Japan Geoscience Union Meeting 2023

Presentation information

[E] Oral

S (Solid Earth Sciences ) » S-EM Earth's Electromagnetism

[S-EM14] Electric, magnetic and electromagnetic survey technologies and scientific achievements

Tue. May 23, 2023 3:30 PM - 4:45 PM 103 (International Conference Hall, Makuhari Messe)

convener:Kiyoshi Baba(Earthquake Research Institute, The University of Tokyo), Tada-nori Goto(Graduate School of Science, University of Hyogo), Yuguo Li(Ocean University of China), Wiebke Heise(GNS Science, PO Box 30368, Lower Hutt, New Zealand), Chairperson:Yuguo Li(Ocean University of China), Keiichi Ishizu(University of Hyogo)

3:30 PM - 3:45 PM

[SEM14-06] Probabilistic inversion of magnetotelluric data and uncertainty quantification

★Invited Papers

*Ronghua Peng1, Xiangyun Hu1 (1.China University of Geosciences, Wuhan)
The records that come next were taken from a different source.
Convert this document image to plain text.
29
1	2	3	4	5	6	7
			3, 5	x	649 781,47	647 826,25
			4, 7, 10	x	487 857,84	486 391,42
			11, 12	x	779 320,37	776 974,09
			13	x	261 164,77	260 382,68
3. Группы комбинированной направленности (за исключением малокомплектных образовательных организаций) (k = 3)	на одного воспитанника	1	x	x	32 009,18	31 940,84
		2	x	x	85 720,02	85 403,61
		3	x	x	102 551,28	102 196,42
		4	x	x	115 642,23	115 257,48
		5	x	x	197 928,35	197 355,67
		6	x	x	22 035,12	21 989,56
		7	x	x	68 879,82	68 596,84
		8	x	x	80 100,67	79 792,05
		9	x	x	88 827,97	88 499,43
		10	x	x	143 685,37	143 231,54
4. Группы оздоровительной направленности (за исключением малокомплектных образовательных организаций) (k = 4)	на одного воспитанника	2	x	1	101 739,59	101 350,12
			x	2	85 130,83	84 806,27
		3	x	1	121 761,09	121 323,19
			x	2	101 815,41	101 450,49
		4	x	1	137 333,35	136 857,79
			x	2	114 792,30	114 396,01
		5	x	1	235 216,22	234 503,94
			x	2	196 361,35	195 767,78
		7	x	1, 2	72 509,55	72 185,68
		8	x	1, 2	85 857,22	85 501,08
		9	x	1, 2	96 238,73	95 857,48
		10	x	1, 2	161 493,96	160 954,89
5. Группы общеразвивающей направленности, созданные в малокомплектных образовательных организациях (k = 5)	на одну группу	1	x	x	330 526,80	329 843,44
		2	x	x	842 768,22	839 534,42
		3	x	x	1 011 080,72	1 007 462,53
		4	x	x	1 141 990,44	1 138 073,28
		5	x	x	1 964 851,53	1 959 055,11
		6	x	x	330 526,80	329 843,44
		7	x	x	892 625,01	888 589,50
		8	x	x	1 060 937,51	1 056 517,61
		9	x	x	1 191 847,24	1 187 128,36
Keywords:Magnetotelluric, Probabilistic inversion, Uncertainty quantification, Transdimensional MCMC, Hamiltonian Monte Carlo

The magnetotelluric (MT) method is a well-established tool for imaging the resistivity structures from the surface down to hundreds of kilometers, which provides important constraints on Earth’s internal properties and geodynamic process. The inversion is routinely performed to quantitatively extract information about electrical conductivity distributions of the subsurface from measured MT data. However, the MT inversion is characterized by inherent nonuniqueness due to noisy observations and incomplete data coverage, which means that there are many different equivalent models that explain the observed data adequately well, thus resulting in significant uncertainty in the derived model parameters. Therefore, a quantitative uncertainty analysis is essentially indispensable for reliable interpretation of MT data. Gradient-based deterministic inversion approaches are commonly used and computationally efficient, but they usually produce only one single preferred model that fits the observed data under predefined model regularization without sufficient information to accurately quantify the model uncertainty.

In this study, we have developed a Bayesian inversion framework for probabilistic inversion of 2D MT data. By postulating the inverse problem into a sampling-based Bayesian inference framework, we can rigorously estimate model uncertainty associated with the inverted model parameters using a large ensemble of models sampled from the posterior distribution of model parameters. Here, we present two Bayesian algorithms: the transdimensional Markov chain Monte Carlo (MCMC) and Hamiltonian Monte Carlo (HMC) methods for inverting MT data. The transdimensional MCMC uses a flexible parameterization where the electrical resistivity model is partitioned by a variable number of Voronoi cells, thus the level of model complexity will be automatically determined and adapted to the spatial resolution of the observed data during the inversion. However, it surfers from the slow convergence of the Markov chains, especially in high dimensional model space. In contrast, the HMC method can efficiently explore the model space and produce samples with much higher acceptance probabilities than MCMC by making use of gradient information of the posterior distribution, but the model parameterization is kept fixed during the HMC inversion. We demonstrate and compare the performance of these two algorithms with synthetic and field MT datasets, and discuss their main benefits and drawbacks. In addition, we explore some useful techniques such as parallel tempering and surrogate modeling to accelerate the convergence of the Markov chains and alleviate the computational burden, making the probabilistic inversions more tractable for practical MT applications.